The long-term risk of immune-related conditions in survivors of diffuse large B-cell lymphoma: A Danish nationwide registry study
Background
There is limited knowledge of the long-term effects on the immune system after treatment for diffuse large B-cell lymphoma (DLBCL).
Methods
This study included DLBCL patients from the Danish Lymphoma Registry who obtained complete remission (CR) after (R)-CHOP (cyclophosphamide, doxorubicin, vincristine, prednisolone)-like immunochemotherapy. Each R+ CHOP-like treated patient was matched to five comparators from the Danish background population and furthermore compared to R− CHOP-like treated patients.
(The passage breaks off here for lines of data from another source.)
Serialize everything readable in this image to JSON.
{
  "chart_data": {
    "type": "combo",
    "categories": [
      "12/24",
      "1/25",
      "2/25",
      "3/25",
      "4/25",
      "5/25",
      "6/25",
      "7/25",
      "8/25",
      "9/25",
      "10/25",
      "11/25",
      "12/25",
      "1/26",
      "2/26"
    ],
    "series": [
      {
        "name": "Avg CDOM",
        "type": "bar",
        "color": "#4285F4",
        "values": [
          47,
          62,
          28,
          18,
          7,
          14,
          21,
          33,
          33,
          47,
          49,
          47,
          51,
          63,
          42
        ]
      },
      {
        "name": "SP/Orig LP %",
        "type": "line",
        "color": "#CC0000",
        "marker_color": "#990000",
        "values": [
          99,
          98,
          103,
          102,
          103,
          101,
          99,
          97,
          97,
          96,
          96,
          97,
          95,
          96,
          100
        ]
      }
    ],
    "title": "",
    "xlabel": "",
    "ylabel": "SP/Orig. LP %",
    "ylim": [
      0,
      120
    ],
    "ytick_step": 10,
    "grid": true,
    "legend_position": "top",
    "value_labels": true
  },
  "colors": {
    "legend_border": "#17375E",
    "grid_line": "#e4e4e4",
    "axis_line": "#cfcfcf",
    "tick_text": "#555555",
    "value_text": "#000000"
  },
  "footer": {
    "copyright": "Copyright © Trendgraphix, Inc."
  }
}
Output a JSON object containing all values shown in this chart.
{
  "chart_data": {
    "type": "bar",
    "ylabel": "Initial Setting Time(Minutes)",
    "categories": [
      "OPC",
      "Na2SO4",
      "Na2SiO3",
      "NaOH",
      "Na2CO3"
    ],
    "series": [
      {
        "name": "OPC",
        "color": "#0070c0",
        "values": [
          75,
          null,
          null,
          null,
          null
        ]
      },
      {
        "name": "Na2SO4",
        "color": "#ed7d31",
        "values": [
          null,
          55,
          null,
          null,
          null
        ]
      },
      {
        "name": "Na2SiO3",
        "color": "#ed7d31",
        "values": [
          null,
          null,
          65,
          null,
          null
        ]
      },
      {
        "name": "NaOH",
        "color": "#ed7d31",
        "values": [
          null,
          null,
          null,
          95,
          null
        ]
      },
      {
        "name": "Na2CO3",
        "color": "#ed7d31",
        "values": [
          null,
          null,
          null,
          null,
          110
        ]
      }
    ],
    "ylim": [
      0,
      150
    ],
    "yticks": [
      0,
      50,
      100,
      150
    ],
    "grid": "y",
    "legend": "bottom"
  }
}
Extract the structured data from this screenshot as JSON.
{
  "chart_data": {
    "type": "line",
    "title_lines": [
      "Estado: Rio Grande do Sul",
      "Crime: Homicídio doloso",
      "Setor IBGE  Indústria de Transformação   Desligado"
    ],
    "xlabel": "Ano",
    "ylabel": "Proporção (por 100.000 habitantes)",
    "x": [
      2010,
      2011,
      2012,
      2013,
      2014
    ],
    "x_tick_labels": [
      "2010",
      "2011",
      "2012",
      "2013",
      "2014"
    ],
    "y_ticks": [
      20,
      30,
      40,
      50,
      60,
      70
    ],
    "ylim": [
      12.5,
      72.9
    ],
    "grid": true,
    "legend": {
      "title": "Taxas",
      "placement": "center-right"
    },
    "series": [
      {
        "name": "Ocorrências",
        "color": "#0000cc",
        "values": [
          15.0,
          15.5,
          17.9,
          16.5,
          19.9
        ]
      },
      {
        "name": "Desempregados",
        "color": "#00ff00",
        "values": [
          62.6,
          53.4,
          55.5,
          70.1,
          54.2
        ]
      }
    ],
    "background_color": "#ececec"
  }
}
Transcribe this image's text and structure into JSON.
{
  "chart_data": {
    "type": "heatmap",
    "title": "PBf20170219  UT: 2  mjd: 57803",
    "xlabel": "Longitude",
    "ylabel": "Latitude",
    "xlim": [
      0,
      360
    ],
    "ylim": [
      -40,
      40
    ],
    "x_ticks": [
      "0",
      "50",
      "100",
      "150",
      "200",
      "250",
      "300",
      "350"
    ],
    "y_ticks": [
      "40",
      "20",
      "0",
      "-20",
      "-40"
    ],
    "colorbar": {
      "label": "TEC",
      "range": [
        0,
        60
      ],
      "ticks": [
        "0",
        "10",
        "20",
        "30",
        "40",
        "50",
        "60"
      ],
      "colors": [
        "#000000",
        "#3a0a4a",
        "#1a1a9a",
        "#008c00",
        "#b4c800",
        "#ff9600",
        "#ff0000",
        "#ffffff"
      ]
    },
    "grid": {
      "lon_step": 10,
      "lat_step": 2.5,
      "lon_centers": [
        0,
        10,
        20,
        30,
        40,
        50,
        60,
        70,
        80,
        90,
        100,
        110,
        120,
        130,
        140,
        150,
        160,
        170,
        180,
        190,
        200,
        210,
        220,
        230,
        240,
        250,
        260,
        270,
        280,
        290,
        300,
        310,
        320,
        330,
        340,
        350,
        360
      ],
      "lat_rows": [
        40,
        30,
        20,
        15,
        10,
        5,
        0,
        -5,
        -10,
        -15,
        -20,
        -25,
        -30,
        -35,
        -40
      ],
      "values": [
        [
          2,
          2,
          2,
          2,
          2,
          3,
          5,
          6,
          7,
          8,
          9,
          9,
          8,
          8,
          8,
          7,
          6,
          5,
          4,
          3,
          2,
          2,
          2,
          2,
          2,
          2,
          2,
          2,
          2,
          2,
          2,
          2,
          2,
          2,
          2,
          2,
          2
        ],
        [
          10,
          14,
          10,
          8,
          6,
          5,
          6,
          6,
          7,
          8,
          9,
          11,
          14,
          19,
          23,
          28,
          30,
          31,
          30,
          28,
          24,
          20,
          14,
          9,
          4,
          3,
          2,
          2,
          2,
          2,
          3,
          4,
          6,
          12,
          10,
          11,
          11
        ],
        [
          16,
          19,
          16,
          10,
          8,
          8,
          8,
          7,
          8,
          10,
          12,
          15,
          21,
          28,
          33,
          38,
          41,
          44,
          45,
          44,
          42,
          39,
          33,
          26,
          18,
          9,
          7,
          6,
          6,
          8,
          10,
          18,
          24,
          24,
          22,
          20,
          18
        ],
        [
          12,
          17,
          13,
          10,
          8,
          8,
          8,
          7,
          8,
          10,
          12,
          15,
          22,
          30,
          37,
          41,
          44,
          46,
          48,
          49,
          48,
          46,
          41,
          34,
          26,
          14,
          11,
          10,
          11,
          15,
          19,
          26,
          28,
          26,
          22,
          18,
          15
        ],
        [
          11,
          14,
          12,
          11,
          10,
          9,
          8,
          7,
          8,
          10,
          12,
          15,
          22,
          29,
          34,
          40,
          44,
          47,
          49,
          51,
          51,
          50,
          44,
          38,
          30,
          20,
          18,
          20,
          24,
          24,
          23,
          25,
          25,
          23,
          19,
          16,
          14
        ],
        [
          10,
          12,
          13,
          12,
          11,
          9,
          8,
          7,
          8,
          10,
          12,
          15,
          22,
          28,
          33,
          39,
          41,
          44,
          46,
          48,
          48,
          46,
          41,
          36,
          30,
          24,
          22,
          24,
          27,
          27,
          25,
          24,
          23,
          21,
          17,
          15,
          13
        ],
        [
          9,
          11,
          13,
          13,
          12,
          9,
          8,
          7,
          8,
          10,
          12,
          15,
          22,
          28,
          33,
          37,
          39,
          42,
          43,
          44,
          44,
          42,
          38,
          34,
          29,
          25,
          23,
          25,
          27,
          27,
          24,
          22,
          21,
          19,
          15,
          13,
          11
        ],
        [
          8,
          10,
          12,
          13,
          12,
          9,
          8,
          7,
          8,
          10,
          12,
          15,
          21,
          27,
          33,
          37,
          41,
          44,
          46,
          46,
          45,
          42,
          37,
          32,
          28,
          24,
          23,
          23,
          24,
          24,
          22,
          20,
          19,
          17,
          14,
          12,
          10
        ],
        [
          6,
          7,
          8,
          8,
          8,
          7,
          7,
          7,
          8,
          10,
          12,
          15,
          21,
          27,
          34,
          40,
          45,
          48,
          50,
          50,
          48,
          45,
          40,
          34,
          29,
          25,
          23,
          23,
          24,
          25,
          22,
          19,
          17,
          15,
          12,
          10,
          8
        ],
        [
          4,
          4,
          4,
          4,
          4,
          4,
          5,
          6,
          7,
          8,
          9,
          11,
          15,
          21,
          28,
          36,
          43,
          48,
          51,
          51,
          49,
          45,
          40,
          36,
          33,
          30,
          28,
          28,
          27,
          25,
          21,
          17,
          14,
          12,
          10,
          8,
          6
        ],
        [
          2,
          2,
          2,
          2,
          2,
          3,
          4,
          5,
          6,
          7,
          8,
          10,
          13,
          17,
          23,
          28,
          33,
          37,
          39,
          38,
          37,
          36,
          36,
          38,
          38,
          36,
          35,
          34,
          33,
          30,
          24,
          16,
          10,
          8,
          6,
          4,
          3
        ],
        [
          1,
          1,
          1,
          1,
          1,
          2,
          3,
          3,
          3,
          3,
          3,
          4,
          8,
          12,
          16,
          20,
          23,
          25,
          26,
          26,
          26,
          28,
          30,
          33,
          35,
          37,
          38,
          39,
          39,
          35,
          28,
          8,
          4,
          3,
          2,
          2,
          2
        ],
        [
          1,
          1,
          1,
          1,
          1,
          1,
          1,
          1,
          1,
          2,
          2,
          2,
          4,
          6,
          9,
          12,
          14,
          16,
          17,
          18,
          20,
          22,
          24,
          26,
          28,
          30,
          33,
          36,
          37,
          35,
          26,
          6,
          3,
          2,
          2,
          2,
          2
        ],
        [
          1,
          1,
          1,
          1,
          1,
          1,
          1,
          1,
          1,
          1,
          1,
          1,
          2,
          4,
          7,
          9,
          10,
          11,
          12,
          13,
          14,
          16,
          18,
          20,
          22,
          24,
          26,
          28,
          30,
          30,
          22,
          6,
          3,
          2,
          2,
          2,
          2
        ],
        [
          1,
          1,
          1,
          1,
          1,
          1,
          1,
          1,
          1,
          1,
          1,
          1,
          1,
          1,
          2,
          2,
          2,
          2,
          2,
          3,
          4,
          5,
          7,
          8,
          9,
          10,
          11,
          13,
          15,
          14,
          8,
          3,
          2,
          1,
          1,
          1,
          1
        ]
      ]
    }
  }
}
Incidence rate ratios (IRRs) and risk differences (RDs) were calculated for a wide range of infections, autoimmune conditions, and immune deficiencies (AC-IDs) combined and by subtypes.
Results
R+ CHOP-like treated patients had a higher risk of infections overall (IRR 1.5, 95% confidence interval [CI] 1.4–1.7: 10-year RD 5.0%, 95% CI 2.2%–7.8%) and for a majority of the subtypes than matched comparators. Likewise, they had a higher risk of AC-IDs overall (IRR 1.4, 95% CI 1.1–1.7; RD 0.8%, 95% CI 0.7%–2.2%) than matched comparators, however only of clinical relevance for three subtypes; autoimmune diseases of the endocrine system, sarcoidosis and immune deficiencies. The addition of rituximab to CHOP-like therapy did not alter the incidence rates (IR) of infections overall (IRR 1.1, 95% CI 0.9–1.3) or AC-IDs overall (IRR 0.8, 95% CI 0.5–1.3) compared to CHOP-like therapy alone, although the IR for respiratory infections was significantly elevated (IRR 1.5, 95% CI 1.1–2.1). However, an increased use of IVIG treatment was observed among R+ CHOP survivors.
Conclusion
R-CHOP-like treated patients face an increased risk of infections and AC-IDs overall compared with the background population. The risk of infections and AC-IDs did not change overall after the addition of rituximab to CHOP, however, an increased risk of respiratory infections is notable. These findings could highlight the need for expanded vigilance and prophylaxis strategies.